Ancak,  şunu  belirtmekte  fayda  var ki; Yapılandırılan Vergi, SGK Alacakları ve  Gümrük  Vergilerinin asıllarına ilişkin  herhangi bir  indirim  ön görülmemektedir. Dolayısıyla bu  kamu alacaklarının tamamının ödenmesi  gerekmektedir. Zaten  daha  önce  yayımlanmış olan  af yasalarında da  kamu  alacaklarının aslına  ilişkin  herhangi bir  indirim ön  görülmemiş idi.

 

Diğer taraftan, yukarıda bahsedilen  Vergi, SGK Alacakları ve  Gümrük Vergilerine   ilişkin gecikme  faizleri ve  gecikme zamları  silinirken, Yurt İçi -Üretici Fiyat Endeksi oranında(Yİ-ÜFE) bir faiz  alınmaya  devam edilmektedir. Dolayısıyla,  Af Yasası kapsamında yukarıda  bahsedilen kamu  alacakları  yapılandırılsa dahi,  vergi aslı tamamen alındığı gibi,  faiz ve  zamlardan da  tamamıyla  vaz geçilmemekte, Yİ-ÜFE oranında  bir  endeksle kısmen de olsa faiz  alınmaktadır.

 

Af Kanunu kapsamında  yapılandırılan borçlar,  peşin veya taksitler hâlinde ödenebilmektedir. Yapılandırılan borçların, taksitle ödenmek istenmesi hâlinde, altı, dokuz, on iki veya on sekiz eşit taksitte ödeme seçeneklerinden birinin tercih edilmesi zorunludur. Taksitler iki ayda  bir  ödenmekte ve  bir takvim yılında ikiden fazla taksitin süresinde ödenmemesi veya eksik ödenmesi hâlinde, şartlar ihlal edilmiş sayılacak ve   Yapılandırma Yasasından yararlanma hakkı kaybedilecektir.

 

30 Aralık 2020 tarihli  Resmi Gazete’de  yayınlanan Karar ile “7256 Sayılı Bazı Alacakların Yeniden Yapılandırılması ile Bazı Kanunlarda Değişiklik Yapılması Hakkında Kanununa” başvuru  süreleri 1 ay uzatıldı.

 

Böylece son  şekli ile  Af Yasasına Başvuru ve  ödeme süreleri aşağıdaki gibi olmuştur:

-Af Kanunundan  yararlanmak için 31.12.2020 tarihinde dolan başvuru süresi, 31 Ocak 2021 tarihine uzatılmıştır.

-Vergi ve  Gümrük Vergilerinin 31.1.2021 tarihine kadar ödenmesi gereken ilk taksitlerin ödeme süresi 28 Şubat 2020 tarihine uzatılmıştır.
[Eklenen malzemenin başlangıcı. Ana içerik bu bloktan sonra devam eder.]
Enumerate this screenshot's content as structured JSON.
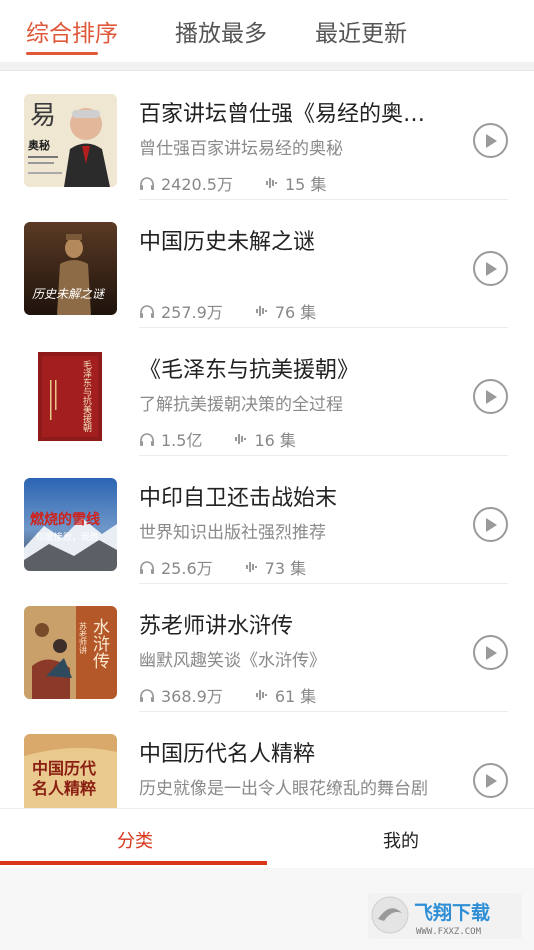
{
  "tabs": [
    {
      "label": "综合排序",
      "active": true
    },
    {
      "label": "播放最多",
      "active": false
    },
    {
      "label": "最近更新",
      "active": false
    }
  ],
  "items": [
    {
      "title": "百家讲坛曾仕强《易经的奥秘》",
      "subtitle": "曾仕强百家讲坛易经的奥秘",
      "plays": "2420.5万",
      "episodes": "15 集"
    },
    {
      "title": "中国历史未解之谜",
      "subtitle": "",
      "plays": "257.9万",
      "episodes": "76 集"
    },
    {
      "title": "《毛泽东与抗美援朝》",
      "subtitle": "了解抗美援朝决策的全过程",
      "plays": "1.5亿",
      "episodes": "16 集"
    },
    {
      "title": "中印自卫还击战始末",
      "subtitle": "世界知识出版社强烈推荐",
      "plays": "25.6万",
      "episodes": "73 集"
    },
    {
      "title": "苏老师讲水浒传",
      "subtitle": "幽默风趣笑谈《水浒传》",
      "plays": "368.9万",
      "episodes": "61 集"
    },
    {
      "title": "中国历代名人精粹",
      "subtitle": "历史就像是一出令人眼花缭乱的舞台剧",
      "plays": "",
      "episodes": ""
    }
  ],
  "covers": {
    "c0_big": "易",
    "c0_small": "奥秘",
    "c1_caption": "历史未解之谜",
    "c2_title": "毛泽东与抗美援朝",
    "c3_title": "燃烧的雪线",
    "c3_sub": "印度惨败，我胜",
    "c4_title": "水浒传",
    "c4_sub": "苏老师讲",
    "c5_line1": "中国历代",
    "c5_line2": "名人精粹"
  },
  "bottom_nav": {
    "category_label": "分类",
    "mine_label": "我的"
  },
  "watermark": {
    "text": "飞翔下载",
    "url_text": "WWW.FXXZ.COM"
  },
  "colors": {
    "accent": "#e0583a",
    "nav_active": "#d9361c"
  }
}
 -Sosyal Güvenlik Kurumuna(SGK)  borçlarına 28.2.2021 tarihine kadar ödenmesi gereken ilk taksitlerin ödeme süresi 31.3.2021 tarihine uzatılmıştır.

Af Yasasının İkinci Temel Parametresi  ise: Varlık Barışı olarak  nitelendirilen Yurt dışında bulunan para, altın, döviz, menkul kıymet ve diğer sermaye piyasası araçları ile Yurt içinde  bulunan  ama  işletme  kayıtlarında  yer almayan para, altın, döviz, menkul kıymet ve diğer sermaye piyasası araçları ile taşınmazların  30.06.2021  tarihine  kadar Vergi Dairelerine  bildirilerek kayıt  altına  alınmasıdır.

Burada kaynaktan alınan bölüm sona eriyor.